A bond is a form of loan taken by a company from investors who purchase its bonds. In exchange, they pay and interest as a percentage of the face value.
There are two types of bonds.
- Secured bond
A secured bond pledges some specific assets to bondholders in a situation where the company isn’t able to repay its obligation. They are backed by collateral.
- Unsecured bonds
Bonds that do not have the backing of any collateral are known as unsecured bonds or debentures. Only the issuing company guarantees the principal and interest.
Bonds, other than tax free bonds, are taxable as per the tax status of the bondholder. Most corporate bonds are taxable. However, there are some municipal and Government bonds with tax exemption where capital gains are not taxed, under Section 10, Income Tax Act of India, 1961.
- (i) Income Tax: Interest on bonds is taxable under the Income-Tax Act, 1961, based on the tax slab of the individual.
Sale consideration of the bond is referred to as capital gains. If listed bonds are held for more than 12 months and unlisted bonds for more than 36 months, the capital gain is considered long-term capital gain (LTCG) and taxed at 20% plus surcharge and cess. Otherwise, short-term capital gain (STCG) is taxed as per slab rate from 5% – 30%.
- (ii) Wealth Tax: Bonds are exempted from wealth tax under the Wealth- Tax Act, 1957.
Your Financial Goals, Time Horizon, and Risk Profile are the main determinants that help you select the right bond for your investment portfolio. If your time horizon allows, you can invest in tax-free bonds like municipal and Government bonds to save taxes.
Answer these three questions while choosing a bond:
- Do you want regular income or investing for long-term growth?

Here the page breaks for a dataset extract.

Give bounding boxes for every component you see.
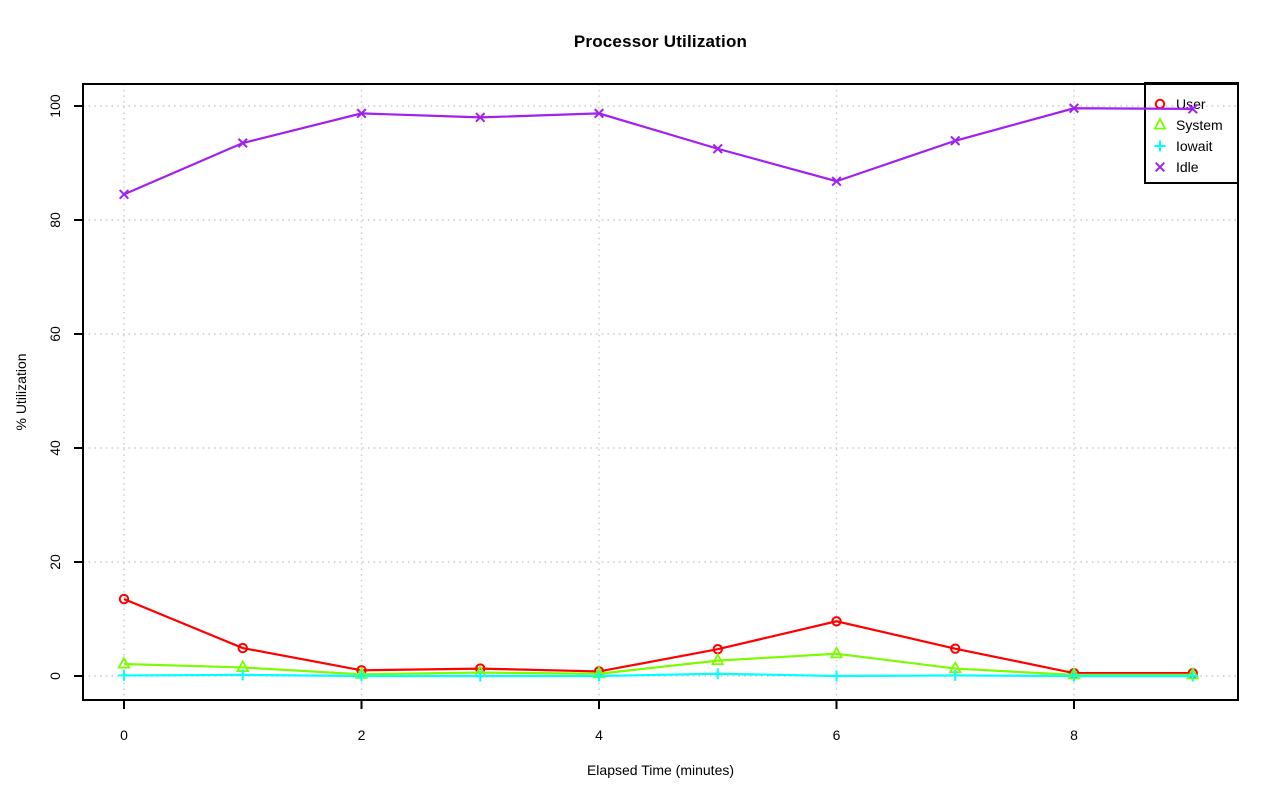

- How long do you intend to keep your funds invested?
- How comfortable are you with risk?
Bonds have a rating outlining their ability to pay principal and interest. It’s better to consult investment experts besides checking ratings to determine the worthiness of a bond.
Bond investors should know that the market interest rates and prices of fixed-rate bonds generally move in different directions. With an increase in market interest rates, prices of fixed-rate bonds decrease. It is called interest rate risk.
- Interest Rate Cycle
- Change in the Credit rating of securities (Upgrade/Downgrade)
- Liquidity of bond
- Tenure of bond
- If a bond offers a 5% coupon rate (interest rate). Market interest rates decrease to 4%. You will still receive a 5% coupon rate, provided you hold the bond until maturity:
- If you sell the bond before its maturity, its price will be higher than it was in the previous year. With the increased bond price, the yield will be decreased for the bond buyer at the new, i.e., higher price.
A bond’s maturity is the date to calculate and repay the bond’s face value to the investor, like after 6 months, 5 years, etc. The maturity period also affects interest rate risk. A bond with a longer maturity period generally has a higher interest rate risk because the changing interest rates can negatively affect the bond’s price.
- Longer maturity means higher interest rate risk
- Shorter maturity means lower interest rate risk
There is no maximum limit for bond investments. The issuer can define a low amount and its multiples thereof for bond investment. You can find bonds with a face value of as low as Rs.1000 and invest in its multiples.
You can hold bonds in the demat account only. No issuer provides bonds in paper format. You need to fill in your DP ID and DP Client ID in the application form to buy bonds.
SGBs are Government Securities (G-Sec). RBI (Reserve Bank of India) issues these bonds on behalf of the Indian Government. SGBs are substitutes of gold in physical form to avoid issues like purity, valuation, warehousing and safe custody. The denominating unit is grams of gold.
Zero-coupon bonds do not possess coupons for the entire tenor, and the maturity date is fixed. The whole face value is paid on maturity. These bonds are issued at a huge discount.